Multiple Individual Tenancies In A Single Dwelling
If joint tenancies are tricky, sharing the same house with strangers can be infinitely trickier. If four people share a building and each has signed an individual lease, co-ordination can be a nightmare and lead to very disruptive lifestyles. Who’s responsible for cleaning up? For reporting faults? How are bills shared? How can the outgoing tenant get at least a part of their deposit back? Will s/he get it back from the management – or from the incoming tenant?
Say one gives notice to quit, while the other three wish to stay on, the landlord faces either a period of three-quarters rent (because no tenant is liable for anyone’s rent but their own), or the unenviable task of trying to find another single person to fit in with the existing tenants – who can deliberately make people feel pretty unwelcome if they’ve already formed a tight clique. Besides which, these type of leases rarely all start and finish simultaneously.
The landlord then faces the impossible task of trying to assess who is responsible for what damage or mess, as one tenant demands a deposit return when they move out, and all the others deny responsibility for a thing. (Again, an interesting situation that arbitrators of the new tenancy deposit schemes may struggle with too!)
Families (Parents And Children)
Families will usually be regarded by management as a single group or
household. Adults will sign the single lease. No one aged under 18 is legally allowed to enter a contract. While few families choose to rent for long, many find themselves renting to cover short gaps, perhaps between buying/selling houses. Other family groups may be housed by landlords on Housing Benefit arrangements as a more long-term agreement. In these circumstances that same joint and several liability principle applies to the household members.
Oral Agreements
Tenants and landlords may not have a written agreement but a verbal one. (Please check out Lesson 7 where your contract rights and responsibilities are explained a bit more.)

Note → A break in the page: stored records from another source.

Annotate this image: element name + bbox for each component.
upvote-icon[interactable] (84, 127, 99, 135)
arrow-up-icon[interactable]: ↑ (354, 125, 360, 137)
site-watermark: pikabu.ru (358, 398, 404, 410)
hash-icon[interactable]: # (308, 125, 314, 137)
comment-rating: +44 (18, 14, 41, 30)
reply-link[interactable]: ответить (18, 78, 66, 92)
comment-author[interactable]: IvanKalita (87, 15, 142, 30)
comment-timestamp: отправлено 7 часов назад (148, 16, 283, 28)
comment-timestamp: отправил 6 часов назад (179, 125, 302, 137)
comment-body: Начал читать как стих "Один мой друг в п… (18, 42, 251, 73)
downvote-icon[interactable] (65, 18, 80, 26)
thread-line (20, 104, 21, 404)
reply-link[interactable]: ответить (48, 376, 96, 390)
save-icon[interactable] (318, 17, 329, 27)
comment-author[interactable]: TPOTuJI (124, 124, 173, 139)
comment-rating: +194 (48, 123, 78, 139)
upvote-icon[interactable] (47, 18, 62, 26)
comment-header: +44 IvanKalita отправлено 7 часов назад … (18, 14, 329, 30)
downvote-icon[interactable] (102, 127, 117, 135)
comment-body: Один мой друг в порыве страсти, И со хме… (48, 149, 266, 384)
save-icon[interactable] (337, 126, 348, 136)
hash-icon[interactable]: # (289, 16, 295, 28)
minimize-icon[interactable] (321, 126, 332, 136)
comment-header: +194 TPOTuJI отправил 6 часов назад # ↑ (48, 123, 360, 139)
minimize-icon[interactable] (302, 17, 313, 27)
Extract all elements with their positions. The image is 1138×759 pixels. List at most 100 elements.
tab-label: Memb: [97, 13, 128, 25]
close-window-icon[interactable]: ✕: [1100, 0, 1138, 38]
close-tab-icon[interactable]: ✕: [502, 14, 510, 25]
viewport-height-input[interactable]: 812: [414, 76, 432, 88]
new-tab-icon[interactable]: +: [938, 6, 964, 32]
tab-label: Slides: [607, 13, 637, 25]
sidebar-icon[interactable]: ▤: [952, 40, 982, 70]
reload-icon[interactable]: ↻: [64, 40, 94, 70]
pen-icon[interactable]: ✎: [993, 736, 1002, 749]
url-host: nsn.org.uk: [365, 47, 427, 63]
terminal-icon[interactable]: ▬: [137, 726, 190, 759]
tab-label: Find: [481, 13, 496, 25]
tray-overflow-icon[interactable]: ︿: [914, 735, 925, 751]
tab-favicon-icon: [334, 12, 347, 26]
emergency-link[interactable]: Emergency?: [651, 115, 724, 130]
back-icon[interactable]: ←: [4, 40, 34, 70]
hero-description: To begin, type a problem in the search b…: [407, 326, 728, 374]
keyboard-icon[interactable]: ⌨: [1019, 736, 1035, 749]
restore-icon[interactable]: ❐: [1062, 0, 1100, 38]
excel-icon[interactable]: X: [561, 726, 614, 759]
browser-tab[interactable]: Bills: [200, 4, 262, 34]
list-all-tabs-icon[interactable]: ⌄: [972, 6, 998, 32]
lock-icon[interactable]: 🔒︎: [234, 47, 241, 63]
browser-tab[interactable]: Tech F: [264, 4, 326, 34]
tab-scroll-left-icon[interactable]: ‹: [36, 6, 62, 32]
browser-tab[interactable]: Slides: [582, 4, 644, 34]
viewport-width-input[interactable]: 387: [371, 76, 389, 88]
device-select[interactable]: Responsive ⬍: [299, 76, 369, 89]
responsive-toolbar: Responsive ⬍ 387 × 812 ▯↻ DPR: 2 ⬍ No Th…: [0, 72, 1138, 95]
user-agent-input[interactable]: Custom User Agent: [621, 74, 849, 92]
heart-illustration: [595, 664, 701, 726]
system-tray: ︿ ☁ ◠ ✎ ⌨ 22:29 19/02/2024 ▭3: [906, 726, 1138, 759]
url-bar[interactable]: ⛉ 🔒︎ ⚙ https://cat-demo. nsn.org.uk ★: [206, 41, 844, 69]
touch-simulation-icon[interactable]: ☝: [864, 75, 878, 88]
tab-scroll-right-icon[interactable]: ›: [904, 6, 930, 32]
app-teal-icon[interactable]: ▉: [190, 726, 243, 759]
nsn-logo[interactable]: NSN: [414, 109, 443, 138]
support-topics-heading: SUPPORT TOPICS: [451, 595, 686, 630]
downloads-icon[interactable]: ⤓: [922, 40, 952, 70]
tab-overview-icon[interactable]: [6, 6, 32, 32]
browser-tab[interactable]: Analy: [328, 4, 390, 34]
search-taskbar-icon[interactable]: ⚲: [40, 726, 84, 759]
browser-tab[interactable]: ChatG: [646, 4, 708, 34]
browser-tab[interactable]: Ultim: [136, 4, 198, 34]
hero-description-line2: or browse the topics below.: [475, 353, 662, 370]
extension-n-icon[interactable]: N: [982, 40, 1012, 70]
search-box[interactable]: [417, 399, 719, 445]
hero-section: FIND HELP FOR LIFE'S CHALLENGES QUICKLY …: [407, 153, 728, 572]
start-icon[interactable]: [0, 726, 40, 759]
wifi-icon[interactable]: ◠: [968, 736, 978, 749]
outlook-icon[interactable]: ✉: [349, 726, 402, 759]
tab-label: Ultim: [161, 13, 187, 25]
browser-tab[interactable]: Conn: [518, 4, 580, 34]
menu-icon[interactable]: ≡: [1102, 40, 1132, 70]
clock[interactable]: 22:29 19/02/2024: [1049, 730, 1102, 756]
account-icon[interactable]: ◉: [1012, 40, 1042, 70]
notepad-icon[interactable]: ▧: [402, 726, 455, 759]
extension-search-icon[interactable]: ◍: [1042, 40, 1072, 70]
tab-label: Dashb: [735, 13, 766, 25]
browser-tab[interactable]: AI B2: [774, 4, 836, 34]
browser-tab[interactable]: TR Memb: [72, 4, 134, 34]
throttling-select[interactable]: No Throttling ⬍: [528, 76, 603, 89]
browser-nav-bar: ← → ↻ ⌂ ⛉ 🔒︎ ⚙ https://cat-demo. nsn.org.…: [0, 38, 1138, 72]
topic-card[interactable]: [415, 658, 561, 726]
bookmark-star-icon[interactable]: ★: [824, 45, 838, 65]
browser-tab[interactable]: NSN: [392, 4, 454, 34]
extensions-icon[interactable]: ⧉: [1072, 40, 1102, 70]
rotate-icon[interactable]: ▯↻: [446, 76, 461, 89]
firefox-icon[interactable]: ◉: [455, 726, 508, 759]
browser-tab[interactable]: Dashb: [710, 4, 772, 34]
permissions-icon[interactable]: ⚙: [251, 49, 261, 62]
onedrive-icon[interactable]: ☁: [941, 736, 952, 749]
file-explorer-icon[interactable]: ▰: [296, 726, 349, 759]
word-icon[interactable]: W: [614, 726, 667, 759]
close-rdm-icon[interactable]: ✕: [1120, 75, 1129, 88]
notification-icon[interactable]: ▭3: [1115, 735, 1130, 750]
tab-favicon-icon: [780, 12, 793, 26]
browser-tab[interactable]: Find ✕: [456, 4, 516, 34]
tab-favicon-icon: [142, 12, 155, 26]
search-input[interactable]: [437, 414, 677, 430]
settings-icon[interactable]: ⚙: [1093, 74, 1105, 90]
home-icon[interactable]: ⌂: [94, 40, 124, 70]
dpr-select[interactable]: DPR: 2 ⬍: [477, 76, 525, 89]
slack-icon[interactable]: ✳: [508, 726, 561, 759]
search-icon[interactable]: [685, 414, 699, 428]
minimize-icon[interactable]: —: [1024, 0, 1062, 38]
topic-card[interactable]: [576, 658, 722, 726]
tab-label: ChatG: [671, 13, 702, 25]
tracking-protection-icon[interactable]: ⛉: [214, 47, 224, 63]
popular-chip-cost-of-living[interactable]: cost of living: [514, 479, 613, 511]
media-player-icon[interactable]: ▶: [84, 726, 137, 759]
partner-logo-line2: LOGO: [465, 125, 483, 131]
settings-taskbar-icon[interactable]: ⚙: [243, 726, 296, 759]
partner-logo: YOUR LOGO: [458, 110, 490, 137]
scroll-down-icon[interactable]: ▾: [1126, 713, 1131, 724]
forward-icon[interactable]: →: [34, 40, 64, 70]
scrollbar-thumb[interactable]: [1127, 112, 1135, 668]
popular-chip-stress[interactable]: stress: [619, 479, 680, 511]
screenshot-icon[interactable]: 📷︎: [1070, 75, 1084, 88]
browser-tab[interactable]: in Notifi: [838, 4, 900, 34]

Some landlords prefer to not give anything in writing; presumably believing that they have given away less rights this way. This isn’t the case. Not for either party. Tenants’ drawbacks are immense where no paperwork framework exists. It can be almost impossible for tenants to prove that they haven’t agreed to a fixed term of, say, one year, which would allow their landlord or agency to pursue them for any rent or outgoings during this period, unless they have something in writing. Both parties are much better protected with some written evidence of their contract.
Given tenants’ vulnerability without written details of their tenancies, they are entitled in law to certain details in writing, if their tenancy began after 28 February 1997. Any tenant can make a written request to their landlord for the following details, and the landlord is obliged to provide, within 28 days, a written confirmation of:
- the date the tenancy began
- the amount of rent payable, and the dates on which it should be paid
- any rent review arrangements
- the length of any fixed term which has been agreed.
If your landlord refuses to provide this written statement or ignores your letter, you can get in touch with the local authority or the Citizens’ Advice Bureaux, and they will help you. The landlord is
actually liable to be fined if they won’t provide you with this basic statement. For those of you who rent through agencies, and who have not been given the address of your landlord, write to the landlord via your agency. If the agent will not forward your written request for a statement, again contact one of the sources previously given, as you have a legal entitlement to be provided at least with the basic framework of your tenancy on paper.